NXP launches first families in its All Purpose A Series of the MCX portfolio

3 mins read

NXP Semiconductors has announced the launch of the MCX A14x and MCX A15x, the first families in its All-purpose A Series of the MCX portfolio.

Now available, the MCX A series is a low cost, easy to use, small- footprint MCU that’s been optimised with essential features, an innovative power architecture, and software compatibility that are required by many embedded applications, including industrial sensors, motor control, battery or handheld power system controllers, and IoT devices.

The MCX portfolio, including the MCX A series, is supported by the MCUXpresso Developer Experience, with newest iteration of the FRDM development platform. These enhanced FRDM boards help to accelerate prototyping, as well as rapid porting and bring up of custom hardware.

Consistent tool suites across IDE choices, plus support for FreeRTOS and Zephyr, ensure scalability and portability across both MCX A and other NXP MCU platforms, making it easier to quickly create new products or target new use cases on a common development platform with a consistent user experience.

As intelligent devices continue to proliferate across the edge, engineers are increasingly seeking new, cost-effective ways to add essential innovation to their designs and the MCX A series is designed to make it easier for engineers to add innovation, with low cost, small-footprint MCUs with autonomous, low-power peripherals that enable differentiated edge solutions.

“The MCX A series is an important milestone on our ongoing journey to make the newest innovations accessible to every engineer, allowing them to do more with MCX,” said Charles Dachs, Senior Vice President and General Manager, IoT and Industrial, NXP. “The MCX portfolio serves as the foundation for the future of power-efficient edge devices, expediting the deployment of disruptive technology across the industrial and IoT markets.”

The MCX A series features an Arm Cortex-M33 core, with the MCX A14x running up to 48 MHz and the MCX A15x running up to 96 MHz. The devices also feature support for low-power peripheral sets, BLDC/PMSM motor control, and integrated sensor interfaces (MIPI-I3C, I2C, SPI). The MCX A series will offer a wide variety of package and memory variants up to 1MB flash, as the platform extends throughout 2024.

Each MCX A device includes a selection of smart peripherals able to act autonomously, independent of the CPU, allowing the CPU to run at a lower frequency and reduce power consumption. The intelligent peripherals include serial comms with built-in buffers, programmable data collection range and DMA; mixed signals ADC; DAC; operational amp with built-in intelligence for averaging and peak detection; and FlexPWM with dead time control and encoder for motor applications.

The device’s power architecture is designed to support high utilisation of I/Os and power efficiency with a simple supply circuit in a smaller footprint. Designed to support more GPIO pins for additional external connections, the MCX A allows designers to utilize a smaller package, simpler board design and lower system BOM costs.

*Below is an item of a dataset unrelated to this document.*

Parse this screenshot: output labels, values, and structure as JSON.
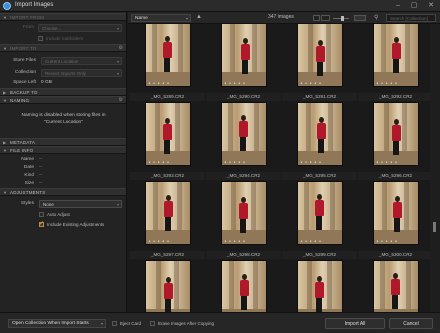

The MCX A series, as well as the larger MCX portfolio, is accompanied by NXP’s FRDM development boards, a low-cost, scalable hardware platform supported by the MCUXpresso Developer Experience.

Designed to promote greater creative freedom while developing for a variety of end applications, these boards enable flexible and rapid prototyping, with industry-standard headers providing easy access to the MCU’s I/Os. With the on-board MCU-Link debug probe and USB-C cable included, engineers can develop, debug and program with ease.

Developers can use NXP’s Expansion Board Hub, to find add-on boards from NXP and its broad partner ecosystem, with related MCUXpresso SDK-compatible drivers and examples. These add-on boards, also known as shields, come with standard, pre-populated headers to easily connect to the FRDM boards. Developers can create solutions leveraging audio, connectivity, motor control, machine learning, graphics, touch, voice, sensing and more.

The new Application Code Hub enables engineers to easily find MCU software examples, code snippets and application software packs developed by NXP’s in-house experts.

The FRDM boards and MCX portfolio are supported by the widely adopted MCUXpresso ecosystem of software and tools. Developers can choose to work with either MCUXpresso for Visual Studio Code or Eclipse-based MCUXpresso IDE from NXP, or with IDEs from IAR and Keil that also offer safety certification. NXP provides drivers and middleware with examples ready to work out of the box for all these IDE choices, along with additional tools for device configuration, security and specialist applications.

These software and tools offerings are further complemented by a range of compatible middleware and tools from NXP’s partner ecosystem.